Berjalanya waktu, dunia internasional pun menaruh perhatian pada NU. Terbukti pada daftar 500 muslim paling berpengaruh di dunia edisi 2021, yang dirilis pada akhir tahun 2020 kemarin, terdapat beberapa kiai NU yang masuk daftar tersebut, di antaranya KH. Said Aqil Siradj (Peringkat ke-18), Habib Luthfi bin Yahya (ke-32),  KH. Musthofa Bisri, KH. Miftahul Akhyar serta KH. Ma’ruf Amin. Jika dilihat kinerjanya lagi-lagi tokoh tersebut berangkat dengan sabar berkecimpung dari perdesaan, berdakwah dari rumah ke rumah sampai puncaknya diterima oleh kalangan internasioal. Kita juga tidak lupa, pada 29 Oktober 2020 lalu, di mana mantan Wapres USA Mike Pompeo menyambangi Anshor, menjadi bukti shohih ormas ini dipergitungkan dunia.

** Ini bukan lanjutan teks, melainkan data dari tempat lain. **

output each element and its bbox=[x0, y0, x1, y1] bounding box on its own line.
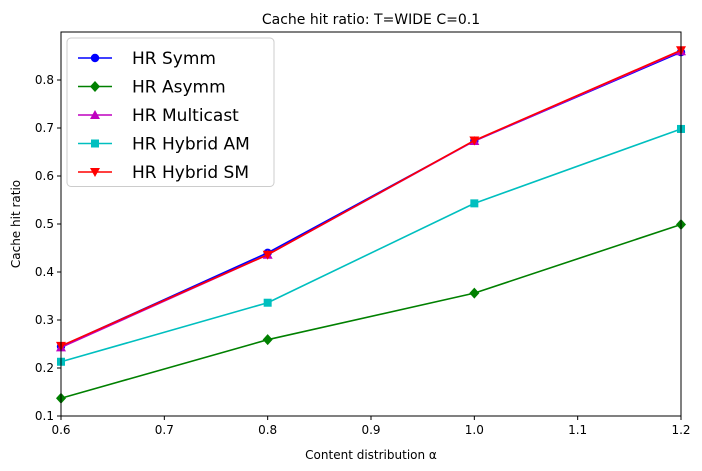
y-tick-label: 0.2 bbox=[35, 361, 54, 375]
legend-item: HR Asymm bbox=[78, 78, 226, 98]
x-tick-label: 0.8 bbox=[258, 423, 277, 437]
legend-label: HR Asymm bbox=[132, 78, 226, 98]
x-tick-label: 1.1 bbox=[568, 423, 587, 437]
y-tick-label: 0.7 bbox=[35, 121, 54, 135]
x-tick-label: 1.2 bbox=[671, 423, 690, 437]
y-axis-label: Cache hit ratio bbox=[9, 180, 23, 268]
y-tick-label: 0.6 bbox=[35, 169, 54, 183]
legend-item: HR Hybrid SM bbox=[78, 163, 249, 183]
series-line bbox=[60, 223, 682, 400]
y-tick-label: 0.4 bbox=[35, 265, 54, 279]
y-tick-label: 0.1 bbox=[35, 409, 54, 423]
legend-item: HR Hybrid AM bbox=[78, 135, 250, 155]
data-point bbox=[470, 199, 479, 208]
legend-item: HR Symm bbox=[78, 49, 216, 69]
y-tick-label: 0.3 bbox=[35, 313, 54, 327]
legend-item: HR Multicast bbox=[78, 106, 239, 126]
x-tick-label: 1.0 bbox=[465, 423, 484, 437]
chart-title: Cache hit ratio: T=WIDE C=0.1 bbox=[262, 12, 480, 28]
legend-marker bbox=[91, 139, 99, 148]
legend-marker bbox=[90, 81, 100, 92]
series-line bbox=[60, 49, 682, 347]
series-hr-asymm bbox=[56, 218, 686, 404]
y-tick-label: 0.5 bbox=[35, 217, 54, 231]
data-point bbox=[263, 298, 272, 307]
legend-label: HR Symm bbox=[132, 49, 216, 69]
data-point bbox=[469, 287, 480, 299]
data-point bbox=[262, 334, 273, 346]
x-tick-label: 0.9 bbox=[361, 423, 380, 437]
data-point bbox=[262, 250, 273, 260]
legend-marker bbox=[90, 168, 100, 177]
series-line bbox=[60, 128, 682, 363]
x-tick-label: 0.7 bbox=[155, 423, 174, 437]
y-axis: 0.1 0.2 0.3 0.4 0.5 0.6 0.7 0.8 bbox=[35, 73, 61, 423]
legend-box bbox=[66, 37, 275, 187]
legend-label: HR Hybrid AM bbox=[132, 135, 250, 155]
y-tick-label: 0.8 bbox=[35, 73, 54, 87]
x-tick-label: 0.6 bbox=[51, 423, 70, 437]
legend-marker bbox=[90, 110, 100, 119]
legend-marker bbox=[90, 53, 100, 63]
x-axis-label: Content distribution α bbox=[305, 448, 437, 462]
data-point bbox=[469, 136, 480, 146]
legend: HR Symm HR Asymm HR Multicast HR Hybrid AM H… bbox=[66, 37, 275, 187]
legend-label: HR Hybrid SM bbox=[132, 163, 249, 183]
x-axis: 0.6 0.7 0.8 0.9 1.0 1.1 1.2 bbox=[51, 416, 691, 437]
legend-label: HR Multicast bbox=[132, 106, 239, 126]
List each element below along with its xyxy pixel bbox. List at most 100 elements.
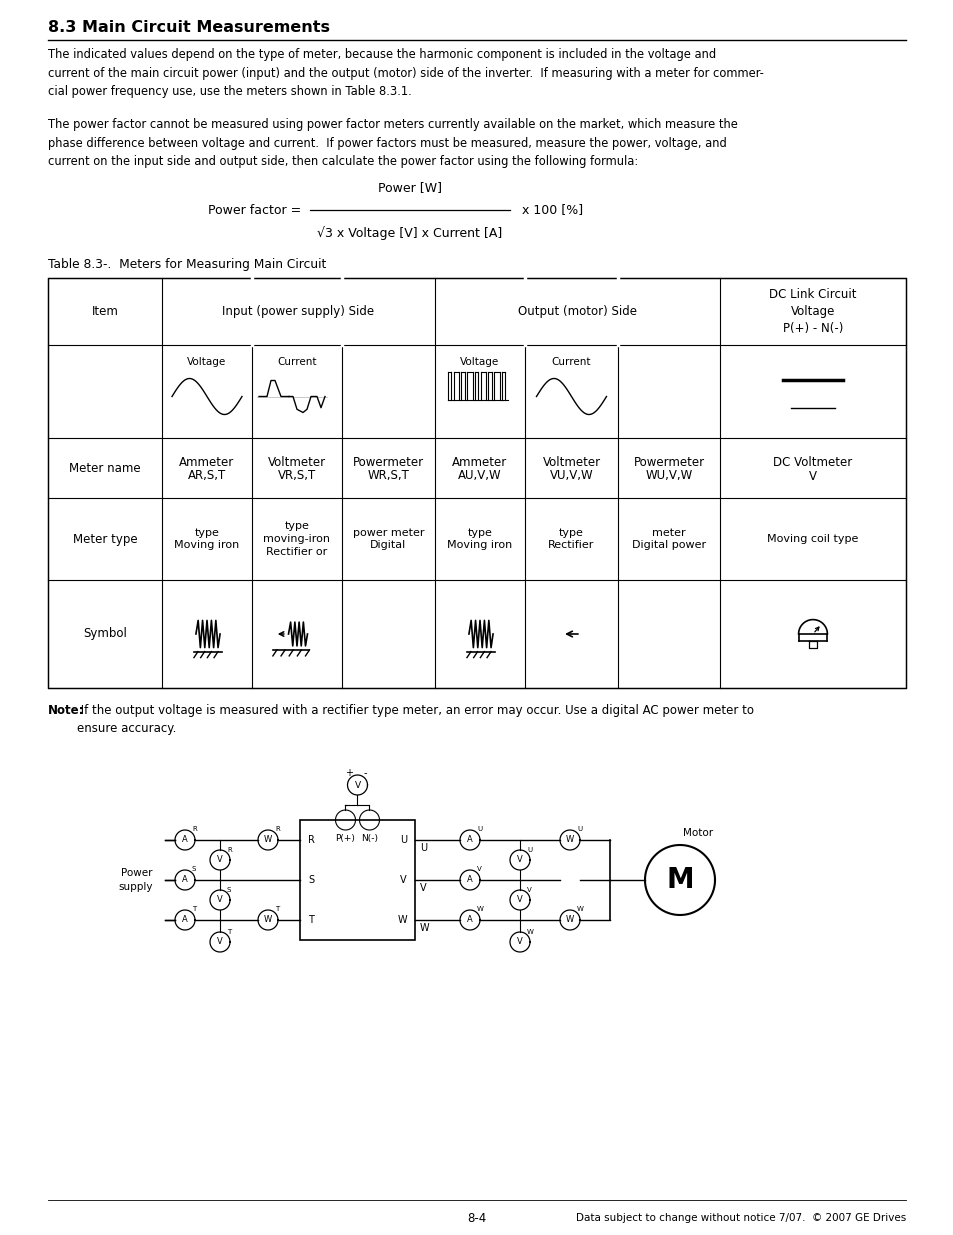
Text: DC Link Circuit
Voltage
P(+) - N(-): DC Link Circuit Voltage P(+) - N(-) bbox=[768, 288, 856, 335]
Text: Power factor =: Power factor = bbox=[208, 204, 305, 216]
Text: Motor: Motor bbox=[682, 827, 712, 839]
Text: WR,S,T: WR,S,T bbox=[367, 469, 409, 483]
Text: Item: Item bbox=[91, 305, 118, 317]
Text: type: type bbox=[194, 527, 219, 537]
Text: V: V bbox=[217, 937, 223, 946]
Text: W: W bbox=[476, 906, 483, 911]
Text: type: type bbox=[467, 527, 492, 537]
Text: Powermeter: Powermeter bbox=[633, 456, 704, 468]
Text: The indicated values depend on the type of meter, because the harmonic component: The indicated values depend on the type … bbox=[48, 48, 763, 98]
Text: V: V bbox=[517, 895, 522, 904]
Text: Meter type: Meter type bbox=[72, 532, 137, 546]
Text: type: type bbox=[284, 521, 309, 531]
Text: R: R bbox=[308, 835, 314, 845]
Text: W: W bbox=[577, 906, 583, 911]
Text: R: R bbox=[274, 826, 279, 832]
Text: Voltage: Voltage bbox=[187, 357, 227, 367]
Text: Input (power supply) Side: Input (power supply) Side bbox=[222, 305, 375, 317]
Text: V: V bbox=[808, 469, 816, 483]
Text: +: + bbox=[345, 768, 354, 778]
Text: N(-): N(-) bbox=[360, 834, 377, 842]
Text: Voltmeter: Voltmeter bbox=[542, 456, 600, 468]
Text: Rectifier: Rectifier bbox=[548, 541, 594, 551]
Text: V: V bbox=[517, 937, 522, 946]
Text: V: V bbox=[217, 895, 223, 904]
Bar bbox=[299, 820, 415, 940]
Text: Power
supply: Power supply bbox=[118, 868, 152, 892]
Text: Powermeter: Powermeter bbox=[353, 456, 424, 468]
Text: x 100 [%]: x 100 [%] bbox=[521, 204, 582, 216]
Text: U: U bbox=[419, 844, 427, 853]
Text: A: A bbox=[182, 876, 188, 884]
Text: V: V bbox=[355, 781, 360, 789]
Text: moving-iron: moving-iron bbox=[263, 534, 330, 543]
Text: Table 8.3-.  Meters for Measuring Main Circuit: Table 8.3-. Meters for Measuring Main Ci… bbox=[48, 258, 326, 270]
Text: Note:: Note: bbox=[48, 704, 85, 718]
Text: M: M bbox=[665, 866, 693, 894]
Text: A: A bbox=[467, 915, 473, 925]
Text: Data subject to change without notice 7/07.  © 2007 GE Drives: Data subject to change without notice 7/… bbox=[576, 1213, 905, 1223]
Text: V: V bbox=[517, 856, 522, 864]
Text: T: T bbox=[274, 906, 279, 911]
Text: T: T bbox=[192, 906, 196, 911]
Text: U: U bbox=[399, 835, 407, 845]
Text: √3 x Voltage [V] x Current [A]: √3 x Voltage [V] x Current [A] bbox=[317, 226, 502, 240]
Bar bbox=[48, 278, 905, 688]
Text: V: V bbox=[419, 883, 426, 893]
Text: Ammeter: Ammeter bbox=[179, 456, 234, 468]
Text: Moving coil type: Moving coil type bbox=[766, 534, 858, 543]
Text: W: W bbox=[264, 836, 272, 845]
Text: S: S bbox=[227, 887, 232, 893]
Text: VR,S,T: VR,S,T bbox=[277, 469, 315, 483]
Text: A: A bbox=[182, 915, 188, 925]
Text: W: W bbox=[526, 929, 534, 935]
Text: WU,V,W: WU,V,W bbox=[644, 469, 692, 483]
Text: 8.3 Main Circuit Measurements: 8.3 Main Circuit Measurements bbox=[48, 20, 330, 35]
Text: W: W bbox=[565, 915, 574, 925]
Text: T: T bbox=[308, 915, 314, 925]
Text: V: V bbox=[400, 876, 407, 885]
Text: Ammeter: Ammeter bbox=[452, 456, 507, 468]
Text: Current: Current bbox=[551, 357, 591, 367]
Text: V: V bbox=[476, 866, 481, 872]
Text: W: W bbox=[264, 915, 272, 925]
Text: Digital: Digital bbox=[370, 541, 406, 551]
Text: U: U bbox=[577, 826, 581, 832]
Text: U: U bbox=[526, 847, 532, 853]
Text: Digital power: Digital power bbox=[631, 541, 705, 551]
Text: W: W bbox=[419, 923, 429, 932]
Text: 8-4: 8-4 bbox=[467, 1212, 486, 1224]
Text: U: U bbox=[476, 826, 481, 832]
Text: Current: Current bbox=[277, 357, 316, 367]
Text: S: S bbox=[308, 876, 314, 885]
Text: Moving iron: Moving iron bbox=[447, 541, 512, 551]
Text: DC Voltmeter: DC Voltmeter bbox=[773, 456, 852, 468]
Text: AR,S,T: AR,S,T bbox=[188, 469, 226, 483]
Text: AU,V,W: AU,V,W bbox=[457, 469, 501, 483]
Text: meter: meter bbox=[652, 527, 685, 537]
Text: VU,V,W: VU,V,W bbox=[549, 469, 593, 483]
Text: T: T bbox=[227, 929, 231, 935]
Text: V: V bbox=[526, 887, 531, 893]
Text: Power [W]: Power [W] bbox=[377, 182, 441, 194]
Text: R: R bbox=[227, 847, 232, 853]
Text: power meter: power meter bbox=[353, 527, 424, 537]
Text: Rectifier or: Rectifier or bbox=[266, 547, 327, 557]
Text: R: R bbox=[192, 826, 196, 832]
Text: type: type bbox=[558, 527, 583, 537]
Text: A: A bbox=[467, 836, 473, 845]
Text: If the output voltage is measured with a rectifier type meter, an error may occu: If the output voltage is measured with a… bbox=[77, 704, 753, 735]
Text: Voltage: Voltage bbox=[460, 357, 499, 367]
Text: Output (motor) Side: Output (motor) Side bbox=[517, 305, 637, 317]
Text: Meter name: Meter name bbox=[70, 462, 141, 474]
Text: -: - bbox=[363, 768, 367, 778]
Text: The power factor cannot be measured using power factor meters currently availabl: The power factor cannot be measured usin… bbox=[48, 119, 737, 168]
Text: S: S bbox=[192, 866, 196, 872]
Text: P(+): P(+) bbox=[335, 834, 355, 842]
Text: A: A bbox=[467, 876, 473, 884]
Text: Moving iron: Moving iron bbox=[174, 541, 239, 551]
Text: V: V bbox=[217, 856, 223, 864]
Text: W: W bbox=[565, 836, 574, 845]
Text: Symbol: Symbol bbox=[83, 627, 127, 641]
Text: A: A bbox=[182, 836, 188, 845]
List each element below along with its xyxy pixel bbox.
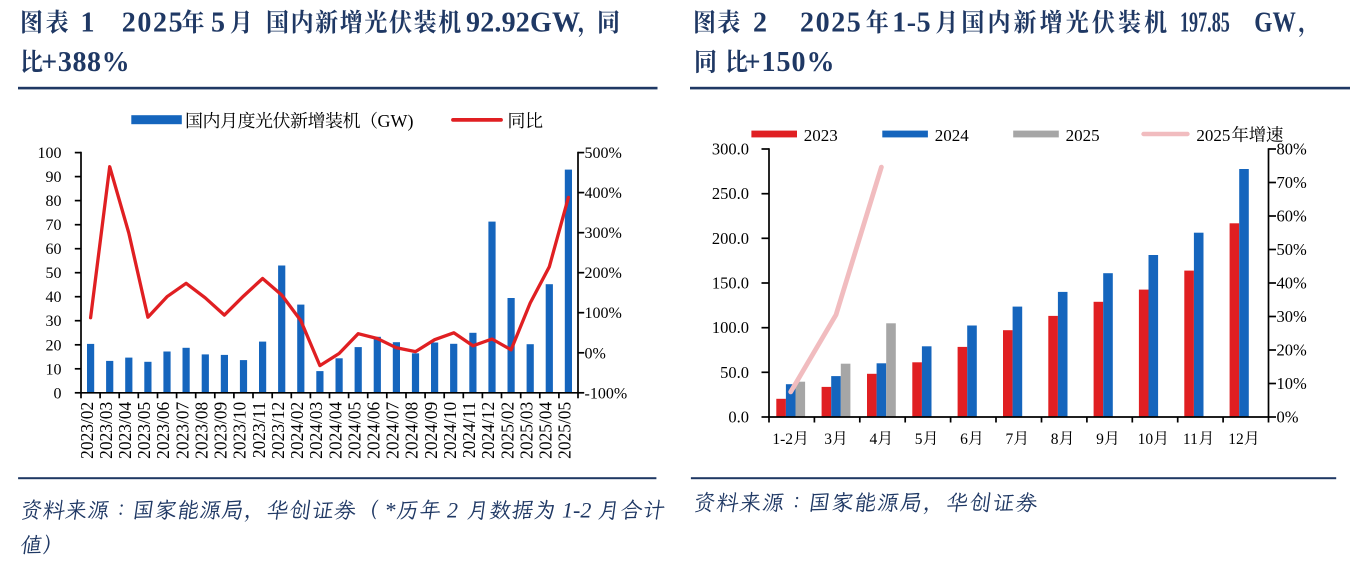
svg-text:60: 60: [46, 241, 62, 258]
svg-text:30: 30: [46, 313, 62, 330]
svg-text:150.0: 150.0: [712, 274, 749, 293]
svg-text:40: 40: [46, 289, 62, 306]
svg-text:9: 9: [1096, 431, 1104, 448]
svg-text:200.0: 200.0: [712, 229, 749, 248]
svg-text:4: 4: [870, 431, 878, 448]
svg-text:2024/10: 2024/10: [440, 402, 460, 459]
svg-text:40%: 40%: [1277, 274, 1308, 293]
svg-text:2023/02: 2023/02: [77, 402, 97, 459]
svg-text:12: 12: [1228, 431, 1244, 448]
svg-text:-100%: -100%: [585, 385, 628, 402]
svg-text:300.0: 300.0: [712, 140, 749, 159]
svg-text:0%: 0%: [1277, 408, 1299, 427]
svg-text:50: 50: [46, 265, 62, 282]
svg-text:0%: 0%: [585, 345, 606, 362]
svg-text:2024/02: 2024/02: [287, 402, 307, 459]
svg-text:+150%: +150%: [745, 47, 836, 78]
svg-text:2023/07: 2023/07: [172, 402, 192, 459]
svg-text:2: 2: [447, 498, 458, 523]
svg-text:50%: 50%: [1277, 240, 1308, 259]
svg-text:20%: 20%: [1277, 341, 1308, 360]
svg-text:80%: 80%: [1277, 140, 1308, 159]
svg-text:2: 2: [753, 7, 768, 38]
svg-text:500%: 500%: [585, 145, 622, 162]
svg-text:2024/11: 2024/11: [459, 402, 479, 458]
svg-text:300%: 300%: [585, 225, 622, 242]
svg-text:10: 10: [46, 361, 62, 378]
svg-text:10%: 10%: [1277, 374, 1308, 393]
svg-text:2025/03: 2025/03: [516, 402, 536, 459]
svg-text:*: *: [385, 498, 396, 523]
svg-text:2025/02: 2025/02: [497, 402, 517, 459]
svg-text:80: 80: [46, 193, 62, 210]
svg-text:50.0: 50.0: [720, 363, 749, 382]
svg-text:1-5: 1-5: [892, 7, 931, 38]
svg-text:2023: 2023: [804, 126, 838, 145]
svg-text:70: 70: [46, 217, 62, 234]
svg-text:7: 7: [1006, 431, 1014, 448]
svg-text:8: 8: [1051, 431, 1059, 448]
svg-text:2024: 2024: [935, 126, 970, 145]
svg-text:250.0: 250.0: [712, 184, 749, 203]
svg-text:2024/09: 2024/09: [421, 402, 441, 459]
svg-text:0.0: 0.0: [728, 408, 749, 427]
svg-text:1-2: 1-2: [772, 431, 793, 448]
svg-text:2023/05: 2023/05: [134, 402, 154, 459]
svg-text:20: 20: [46, 337, 62, 354]
svg-text:2025: 2025: [1196, 126, 1230, 145]
svg-text:+388%: +388%: [41, 47, 130, 78]
svg-text:3: 3: [824, 431, 832, 448]
svg-text:200%: 200%: [585, 265, 622, 282]
svg-text:2025: 2025: [800, 7, 862, 38]
svg-text:2024/04: 2024/04: [325, 402, 345, 459]
svg-text:2023/06: 2023/06: [153, 402, 173, 459]
svg-text:2024/03: 2024/03: [306, 402, 326, 459]
svg-text:92.92GW: 92.92GW: [466, 7, 580, 38]
svg-text:2024/07: 2024/07: [383, 402, 403, 459]
svg-text:2023/09: 2023/09: [211, 402, 231, 459]
svg-text:11: 11: [1183, 431, 1198, 448]
svg-text:400%: 400%: [585, 185, 622, 202]
svg-text:70%: 70%: [1277, 173, 1308, 192]
svg-text:100: 100: [38, 145, 62, 162]
svg-text:10: 10: [1138, 431, 1154, 448]
svg-text:2024/08: 2024/08: [402, 402, 422, 459]
svg-text:GW: GW: [1254, 7, 1296, 38]
svg-text:30%: 30%: [1277, 307, 1308, 326]
svg-text:2024/12: 2024/12: [478, 402, 498, 459]
svg-text:5: 5: [915, 431, 923, 448]
svg-text:1: 1: [81, 7, 96, 38]
svg-text:2025/05: 2025/05: [555, 402, 575, 459]
svg-text:2023/08: 2023/08: [191, 402, 211, 459]
svg-text:2023/11: 2023/11: [249, 402, 269, 458]
svg-text:2025/04: 2025/04: [536, 402, 556, 459]
svg-text:2023/03: 2023/03: [96, 402, 116, 459]
svg-text:100%: 100%: [585, 305, 622, 322]
svg-text:197.85: 197.85: [1180, 7, 1230, 38]
svg-text:2024/05: 2024/05: [344, 402, 364, 459]
svg-text:5: 5: [211, 7, 226, 38]
svg-text:1-2: 1-2: [562, 498, 591, 523]
svg-text:2024/06: 2024/06: [364, 402, 384, 459]
svg-text:GW): GW): [378, 111, 414, 132]
svg-text:6: 6: [960, 431, 968, 448]
svg-text:100.0: 100.0: [712, 318, 749, 337]
svg-text:2025: 2025: [1066, 126, 1100, 145]
svg-text:60%: 60%: [1277, 207, 1308, 226]
svg-text:2023/12: 2023/12: [268, 402, 288, 459]
svg-text:2025: 2025: [122, 7, 184, 38]
svg-text:90: 90: [46, 169, 62, 186]
svg-text:0: 0: [54, 385, 62, 402]
svg-text:2023/10: 2023/10: [230, 402, 250, 459]
svg-text:2023/04: 2023/04: [115, 402, 135, 459]
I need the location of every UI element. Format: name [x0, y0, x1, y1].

Dalam strukturalnya, untuk menaungi warganya di luar negeri, NU memiliki Pengurus Cabang Istimewa Nahdlatul Ulama (PCINU), dilansir dari Muslimmoderat.net terdapat 194 PCINU yang tersebar di seluruh penjuru dunia mulai dari Afrika, Asia, Eropa, Ocenia hingga Amerika, kesemuanya memiliki status hukum legal di negaranya masing-masing.

Itulah catatan sedikit mengenai NU sebuah organisasi yang lahir dari desa, dikembangkan oleh orang desa dan pada akhirnya diikuti dan diakui warga dunia. Dari NU kita bisa belajar setiap perkara yang di mulai dari bawah akan menuai kesuksesan dengan catatan tetap mengikuti perkembangan global supaya tidak tertinggal. Wallahu a’lam.